Peer Response 3

Your comments and suggestions are not restricted to the numbered items below: if other ideas for improving the paper occur to you, share them.  Feel free to mark on the draft, but write your response to the questions below on separate paper. And in a tactful way, be mean!  Be critical!

1. After reading the draft through a first time, state your initial impression of it.

2. Evaluate the introduction and make suggestions for improvement. Consider:

  • Is the intro a fully developed paragraph? Too brief? Suggest how the intro could be developed more effectively: make your suggestions specific.
  • Any places where the intro is choppy? Suggest transitions where needed.
  • Consider whether the paragraph flows smoothly into the central question. Suggest improvements for leading into the question.
  • Suggest improvements in the question itself. Does it set up the issue or topic that the body of the paper actually addresses?
  • 3. Copy and paste the topic sentence of each body ¶ into your response. If there is no obvious topic sentence in any body ¶, suggest one. Make suggestions for improving existing topic sentences—note that each topic sentence should answer the central question squarely and directly. Also copy and evaluate the thesis statement, which should appear in the conclusion.

    4. Evaluate the author's analysis of Williams's play or the O'Connor story(ies). Consider especially whether the essay is truly analytical: are there places of plot summary the writer needs to address or remove? Also consider whether you think the author's interpretation of the work(s) is supported by the literature itself. Can you make additional suggestions for any better, more effective points to make on the topic?

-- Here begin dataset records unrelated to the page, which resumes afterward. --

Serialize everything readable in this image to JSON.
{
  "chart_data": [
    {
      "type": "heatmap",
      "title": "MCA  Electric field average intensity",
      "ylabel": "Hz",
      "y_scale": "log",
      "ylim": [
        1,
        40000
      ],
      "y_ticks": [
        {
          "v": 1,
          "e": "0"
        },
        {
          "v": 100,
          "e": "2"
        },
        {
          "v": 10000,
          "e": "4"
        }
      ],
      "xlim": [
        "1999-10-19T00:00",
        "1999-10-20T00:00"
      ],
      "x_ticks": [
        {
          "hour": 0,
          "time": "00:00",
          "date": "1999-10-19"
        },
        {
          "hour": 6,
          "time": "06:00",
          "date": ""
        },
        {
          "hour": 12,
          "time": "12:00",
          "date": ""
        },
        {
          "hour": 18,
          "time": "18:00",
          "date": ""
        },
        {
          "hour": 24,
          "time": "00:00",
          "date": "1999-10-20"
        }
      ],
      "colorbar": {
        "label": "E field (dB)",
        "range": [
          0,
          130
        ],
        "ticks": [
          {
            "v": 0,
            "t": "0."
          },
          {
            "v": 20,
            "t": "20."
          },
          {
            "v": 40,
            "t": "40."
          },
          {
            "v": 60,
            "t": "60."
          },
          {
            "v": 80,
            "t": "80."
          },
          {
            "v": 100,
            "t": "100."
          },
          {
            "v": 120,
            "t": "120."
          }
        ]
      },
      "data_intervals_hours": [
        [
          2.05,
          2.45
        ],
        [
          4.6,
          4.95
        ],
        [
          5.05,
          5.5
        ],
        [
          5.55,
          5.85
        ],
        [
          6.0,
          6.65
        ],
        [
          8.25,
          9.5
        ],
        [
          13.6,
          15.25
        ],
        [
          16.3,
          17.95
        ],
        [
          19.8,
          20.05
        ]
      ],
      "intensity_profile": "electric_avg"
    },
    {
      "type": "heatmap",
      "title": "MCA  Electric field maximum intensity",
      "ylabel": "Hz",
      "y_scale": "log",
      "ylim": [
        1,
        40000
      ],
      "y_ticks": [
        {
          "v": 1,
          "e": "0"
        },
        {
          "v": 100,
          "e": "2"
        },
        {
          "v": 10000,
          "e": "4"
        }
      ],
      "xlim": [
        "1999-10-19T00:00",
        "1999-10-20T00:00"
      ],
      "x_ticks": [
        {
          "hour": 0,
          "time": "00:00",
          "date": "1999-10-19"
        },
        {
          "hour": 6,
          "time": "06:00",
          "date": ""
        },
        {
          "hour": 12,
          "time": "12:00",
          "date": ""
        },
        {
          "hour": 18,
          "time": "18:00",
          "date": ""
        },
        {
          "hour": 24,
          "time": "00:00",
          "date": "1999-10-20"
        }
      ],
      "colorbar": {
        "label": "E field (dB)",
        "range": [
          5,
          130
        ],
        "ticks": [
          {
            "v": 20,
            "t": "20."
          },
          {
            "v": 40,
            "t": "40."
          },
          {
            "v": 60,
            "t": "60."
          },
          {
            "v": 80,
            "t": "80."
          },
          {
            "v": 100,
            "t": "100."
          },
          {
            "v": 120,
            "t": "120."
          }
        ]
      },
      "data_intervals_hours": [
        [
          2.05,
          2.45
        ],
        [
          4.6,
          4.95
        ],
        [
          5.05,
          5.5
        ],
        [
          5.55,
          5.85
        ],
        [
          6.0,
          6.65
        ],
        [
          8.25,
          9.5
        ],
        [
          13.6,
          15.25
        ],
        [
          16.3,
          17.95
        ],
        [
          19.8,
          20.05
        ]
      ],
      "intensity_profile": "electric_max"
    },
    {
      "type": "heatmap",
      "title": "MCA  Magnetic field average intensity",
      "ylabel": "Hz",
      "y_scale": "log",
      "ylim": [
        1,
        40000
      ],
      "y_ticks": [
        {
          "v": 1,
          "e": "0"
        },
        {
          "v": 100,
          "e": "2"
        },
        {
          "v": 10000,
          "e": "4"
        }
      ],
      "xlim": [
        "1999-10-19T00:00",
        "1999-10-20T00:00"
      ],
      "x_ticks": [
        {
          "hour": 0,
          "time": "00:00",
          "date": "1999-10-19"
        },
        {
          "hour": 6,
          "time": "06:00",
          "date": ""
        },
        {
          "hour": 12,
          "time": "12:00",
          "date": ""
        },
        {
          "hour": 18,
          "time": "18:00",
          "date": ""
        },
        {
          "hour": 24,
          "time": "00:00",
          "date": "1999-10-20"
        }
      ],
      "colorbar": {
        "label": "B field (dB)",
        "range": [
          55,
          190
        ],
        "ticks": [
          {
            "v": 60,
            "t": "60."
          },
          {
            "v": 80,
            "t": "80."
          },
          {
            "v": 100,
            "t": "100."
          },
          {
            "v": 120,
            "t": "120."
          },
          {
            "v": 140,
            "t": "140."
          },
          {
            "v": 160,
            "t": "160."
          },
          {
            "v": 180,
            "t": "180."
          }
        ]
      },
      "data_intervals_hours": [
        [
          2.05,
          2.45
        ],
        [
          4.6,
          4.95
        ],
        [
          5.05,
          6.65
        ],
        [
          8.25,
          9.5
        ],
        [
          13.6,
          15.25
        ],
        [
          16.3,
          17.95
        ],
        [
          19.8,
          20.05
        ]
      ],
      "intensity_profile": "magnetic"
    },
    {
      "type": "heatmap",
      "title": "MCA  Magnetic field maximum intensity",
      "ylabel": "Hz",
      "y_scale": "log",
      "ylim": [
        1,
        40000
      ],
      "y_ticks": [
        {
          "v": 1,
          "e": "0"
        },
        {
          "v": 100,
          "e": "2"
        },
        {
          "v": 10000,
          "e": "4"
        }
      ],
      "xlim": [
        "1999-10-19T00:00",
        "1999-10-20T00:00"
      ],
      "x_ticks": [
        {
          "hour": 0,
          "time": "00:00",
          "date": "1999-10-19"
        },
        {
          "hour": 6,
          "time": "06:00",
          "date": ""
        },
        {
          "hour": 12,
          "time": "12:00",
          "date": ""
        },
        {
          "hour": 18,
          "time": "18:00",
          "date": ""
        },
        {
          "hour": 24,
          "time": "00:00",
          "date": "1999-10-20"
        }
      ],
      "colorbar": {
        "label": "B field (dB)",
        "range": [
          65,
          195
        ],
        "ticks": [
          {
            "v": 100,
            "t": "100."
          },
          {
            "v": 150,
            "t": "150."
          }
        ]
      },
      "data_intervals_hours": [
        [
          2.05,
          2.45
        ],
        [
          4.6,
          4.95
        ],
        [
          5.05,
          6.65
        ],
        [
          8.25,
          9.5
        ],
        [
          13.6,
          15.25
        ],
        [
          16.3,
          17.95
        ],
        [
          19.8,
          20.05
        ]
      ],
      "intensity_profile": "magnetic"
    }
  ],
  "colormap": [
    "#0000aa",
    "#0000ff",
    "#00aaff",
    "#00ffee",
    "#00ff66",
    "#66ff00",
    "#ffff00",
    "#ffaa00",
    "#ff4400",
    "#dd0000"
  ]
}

    5. Evaluate the author's use of quotations from the play or story(ies).

    6. Identify the weakest point in the body of the paper and make concrete, specific suggestions for improvement.

    7. Identify the second weakest point in the body of the paper and here, too, make concrete, specific suggestions for improvement.

    8. Identify places where the paper needs more evidence or illustration to make points more effective and offer specific suggestions.

    9. Evaluate the effectiveness of the conclusion. If the conclusion is less than roughly half a page in length, suggest specific ways of expanding the paragraph.

    10. Suggest improvements in the author's use of quotations from secondary sources (i.e. research). Do the sources appear to be scholarly, or can you tell if they are "just websites"? How are they successful, or not, in conveying the essay's basic analysis of the play? Suggest improvements.

    11. Grammar and mechanics—especially "simple stuff," golden rules, nuggets, word problems, and quotations matters.